Let us suppose that there was such a \(v' \in V \setminus {S_1}^*\).
\(\langle v', (f_1 + f_2) s \rangle = \langle v', f_1 s + f_2 s \rangle = \langle v', f_1 s \rangle + \langle v', f_2 s \rangle = \langle v', f_1 s \rangle + \langle {f_2}^* v', s \rangle\), because \({S_2}^* = V\).
On the other hand, \(\langle v'', s \rangle = \langle v'' - {f_2}^* v' + {f_2}^* v', s \rangle = \langle v'' - {f_2}^* v', s \rangle + \langle {f_2}^* v', s \rangle\).

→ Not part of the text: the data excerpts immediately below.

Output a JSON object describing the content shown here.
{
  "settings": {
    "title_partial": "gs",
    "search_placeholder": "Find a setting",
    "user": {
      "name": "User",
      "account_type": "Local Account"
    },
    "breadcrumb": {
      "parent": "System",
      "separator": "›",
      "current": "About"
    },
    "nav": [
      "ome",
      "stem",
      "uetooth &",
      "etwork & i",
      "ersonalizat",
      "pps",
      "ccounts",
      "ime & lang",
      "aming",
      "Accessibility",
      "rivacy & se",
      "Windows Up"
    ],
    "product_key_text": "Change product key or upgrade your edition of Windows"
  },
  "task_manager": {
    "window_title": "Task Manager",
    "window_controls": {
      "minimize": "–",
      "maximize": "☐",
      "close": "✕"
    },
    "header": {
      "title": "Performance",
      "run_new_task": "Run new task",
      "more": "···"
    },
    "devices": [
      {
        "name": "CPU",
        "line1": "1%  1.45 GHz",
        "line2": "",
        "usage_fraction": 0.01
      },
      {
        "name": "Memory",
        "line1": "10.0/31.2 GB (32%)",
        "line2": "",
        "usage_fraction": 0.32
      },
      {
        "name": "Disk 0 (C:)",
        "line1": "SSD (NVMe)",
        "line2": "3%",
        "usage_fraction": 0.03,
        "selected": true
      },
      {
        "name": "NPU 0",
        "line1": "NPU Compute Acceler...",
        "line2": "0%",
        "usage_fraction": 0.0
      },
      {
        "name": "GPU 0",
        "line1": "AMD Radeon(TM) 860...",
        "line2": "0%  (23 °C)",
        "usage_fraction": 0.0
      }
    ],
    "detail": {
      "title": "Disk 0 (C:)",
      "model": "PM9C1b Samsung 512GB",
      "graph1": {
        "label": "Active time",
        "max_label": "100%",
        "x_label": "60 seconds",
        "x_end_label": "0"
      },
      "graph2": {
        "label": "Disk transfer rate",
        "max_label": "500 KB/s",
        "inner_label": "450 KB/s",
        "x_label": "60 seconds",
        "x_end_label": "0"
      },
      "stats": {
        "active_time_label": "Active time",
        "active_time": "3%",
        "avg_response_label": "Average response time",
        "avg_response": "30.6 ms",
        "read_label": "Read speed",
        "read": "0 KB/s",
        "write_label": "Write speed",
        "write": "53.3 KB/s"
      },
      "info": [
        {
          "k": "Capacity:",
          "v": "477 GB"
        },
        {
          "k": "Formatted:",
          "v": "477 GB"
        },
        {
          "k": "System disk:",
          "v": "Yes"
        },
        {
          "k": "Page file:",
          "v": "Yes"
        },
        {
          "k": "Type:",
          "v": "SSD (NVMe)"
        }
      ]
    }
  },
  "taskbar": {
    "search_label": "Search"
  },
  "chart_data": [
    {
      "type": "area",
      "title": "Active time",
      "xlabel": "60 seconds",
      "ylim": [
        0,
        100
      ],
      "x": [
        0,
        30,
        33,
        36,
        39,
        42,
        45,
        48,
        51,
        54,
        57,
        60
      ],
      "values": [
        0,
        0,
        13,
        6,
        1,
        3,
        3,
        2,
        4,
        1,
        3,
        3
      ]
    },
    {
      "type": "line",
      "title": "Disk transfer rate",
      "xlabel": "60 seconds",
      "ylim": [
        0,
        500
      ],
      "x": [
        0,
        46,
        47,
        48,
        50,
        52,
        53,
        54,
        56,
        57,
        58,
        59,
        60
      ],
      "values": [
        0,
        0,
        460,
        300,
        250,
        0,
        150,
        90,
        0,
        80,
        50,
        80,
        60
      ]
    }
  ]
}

So, \(\langle v', f_1 s \rangle + \langle {f_2}^* v', s \rangle = \langle v'' - {f_2}^* v', s \rangle + \langle {f_2}^* v', s \rangle\), which would imply that \(\langle v', f_1 s \rangle = \langle v'' - {f_2}^* v', s \rangle\), which would mean that \(v' \in {S_1}^*\), a contradiction against \(v' \in V \setminus {S_1}^*\).
So, there is no such a \(v' \in V \setminus {S_1}^*\).
That means that the domain of \((f_1 + f_2)^*\) equals \({S_1}^*\).